De grootste mate van symfonische verwennerij vinden we terug in The Cinema Show. Prachtige 12-snarige gitaren krijgen gezelschap van dwarsfluit en hobo op een kippenveltrekkende manier en wapen je maar want je huid gaat het nog zwaar krijgen. Gedurende meer dan vier minuten blijkt Tony Banks er de tijd van zijn leven te hebben achter zijn ARP Pro Soloist. Deze solo moet het vooral hebben van z’n smaak en dan scheelt het een slok op een borrel dat de ritmische ondersteuning door de geweldige Phil Collins is gedaan. De twee stuwen elkaar naar grote hoogte en ondertussen dendert het 7/8ste ritme maar door. Fenomenale prog, beter ga je het echt niet krijgen als je een toetsenliker bent.
Met Hackett aan boord kunnen de gitaarliefhebbers op “Selling England By The Pound” ook flink genieten al valt het album wel in de categorie ‘toetsengedomineerd’. Een erg fraai nummer is het instrumentale After The Ordeal, dat tussen de twee epics in een mooi plaatsje is voor Hackett om zich te tonen. Het eerste gedeelte speelt hij op de nylon gitaar, oftewel de klassieke, waarna hij op de elektrische verder gaat. In dit Hackettiaanse moment komt zijn gevoel voor de noot goed naar voren.

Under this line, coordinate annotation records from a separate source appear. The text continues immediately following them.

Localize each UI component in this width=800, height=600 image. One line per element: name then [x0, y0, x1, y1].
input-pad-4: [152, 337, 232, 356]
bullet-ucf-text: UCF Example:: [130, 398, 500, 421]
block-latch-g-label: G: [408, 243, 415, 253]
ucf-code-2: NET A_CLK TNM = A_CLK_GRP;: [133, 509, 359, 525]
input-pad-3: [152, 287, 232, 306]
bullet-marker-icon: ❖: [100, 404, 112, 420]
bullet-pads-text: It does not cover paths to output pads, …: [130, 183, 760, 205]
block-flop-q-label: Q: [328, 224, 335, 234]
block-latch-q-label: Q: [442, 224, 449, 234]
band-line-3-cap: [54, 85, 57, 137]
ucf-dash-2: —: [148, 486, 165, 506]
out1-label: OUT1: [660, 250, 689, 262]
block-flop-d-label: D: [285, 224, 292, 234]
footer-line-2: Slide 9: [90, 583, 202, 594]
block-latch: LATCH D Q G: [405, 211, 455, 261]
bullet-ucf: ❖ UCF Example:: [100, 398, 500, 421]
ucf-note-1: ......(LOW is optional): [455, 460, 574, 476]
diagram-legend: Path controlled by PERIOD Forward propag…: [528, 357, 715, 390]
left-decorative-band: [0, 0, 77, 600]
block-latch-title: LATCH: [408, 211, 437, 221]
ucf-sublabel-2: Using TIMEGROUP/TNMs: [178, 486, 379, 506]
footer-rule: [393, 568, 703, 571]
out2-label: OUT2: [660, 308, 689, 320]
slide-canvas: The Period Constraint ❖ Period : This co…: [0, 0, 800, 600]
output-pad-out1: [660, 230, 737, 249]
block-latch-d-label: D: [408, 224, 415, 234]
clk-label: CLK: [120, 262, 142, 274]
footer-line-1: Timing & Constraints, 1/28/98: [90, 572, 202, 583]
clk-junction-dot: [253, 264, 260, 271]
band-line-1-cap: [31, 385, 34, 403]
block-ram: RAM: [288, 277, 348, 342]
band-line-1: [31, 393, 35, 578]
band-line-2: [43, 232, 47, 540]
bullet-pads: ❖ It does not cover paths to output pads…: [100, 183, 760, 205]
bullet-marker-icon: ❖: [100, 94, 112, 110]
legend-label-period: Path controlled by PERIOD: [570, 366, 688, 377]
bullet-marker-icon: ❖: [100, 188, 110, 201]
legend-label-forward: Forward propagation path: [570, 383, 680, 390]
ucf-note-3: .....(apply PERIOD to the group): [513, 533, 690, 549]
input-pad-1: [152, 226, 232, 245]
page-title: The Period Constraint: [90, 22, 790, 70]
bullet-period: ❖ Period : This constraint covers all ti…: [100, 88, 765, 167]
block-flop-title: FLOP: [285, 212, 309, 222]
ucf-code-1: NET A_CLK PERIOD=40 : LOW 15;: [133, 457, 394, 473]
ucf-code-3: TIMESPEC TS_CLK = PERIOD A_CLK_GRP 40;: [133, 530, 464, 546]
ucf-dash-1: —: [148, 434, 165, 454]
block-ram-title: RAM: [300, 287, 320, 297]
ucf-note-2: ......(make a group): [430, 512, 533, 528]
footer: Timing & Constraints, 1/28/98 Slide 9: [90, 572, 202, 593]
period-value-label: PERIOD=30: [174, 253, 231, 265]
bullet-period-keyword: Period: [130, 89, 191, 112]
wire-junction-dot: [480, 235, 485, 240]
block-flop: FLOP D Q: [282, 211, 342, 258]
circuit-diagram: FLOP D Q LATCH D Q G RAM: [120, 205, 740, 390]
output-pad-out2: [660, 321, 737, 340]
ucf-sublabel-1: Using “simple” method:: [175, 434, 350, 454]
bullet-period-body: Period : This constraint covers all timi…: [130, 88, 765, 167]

Het album sluit af met Aisle Of Plenty, een korte reprise van een akkoordenreeks uit Dancing With The Moonlit Knight maar dan met een andere tekst. Het cirkeltje is rond. Lovit. Het album is conceptmatig en gaat over het verval van de Engelse volkscultuur en een toename van de amerikanisering. Sommigen vinden het allemaal nogal arty varty maar ik praat namens velen als ik zeg dat achter de typisch Engelse hoesschildering van Betty Swanwick een meer dan briljant album schuilgaat.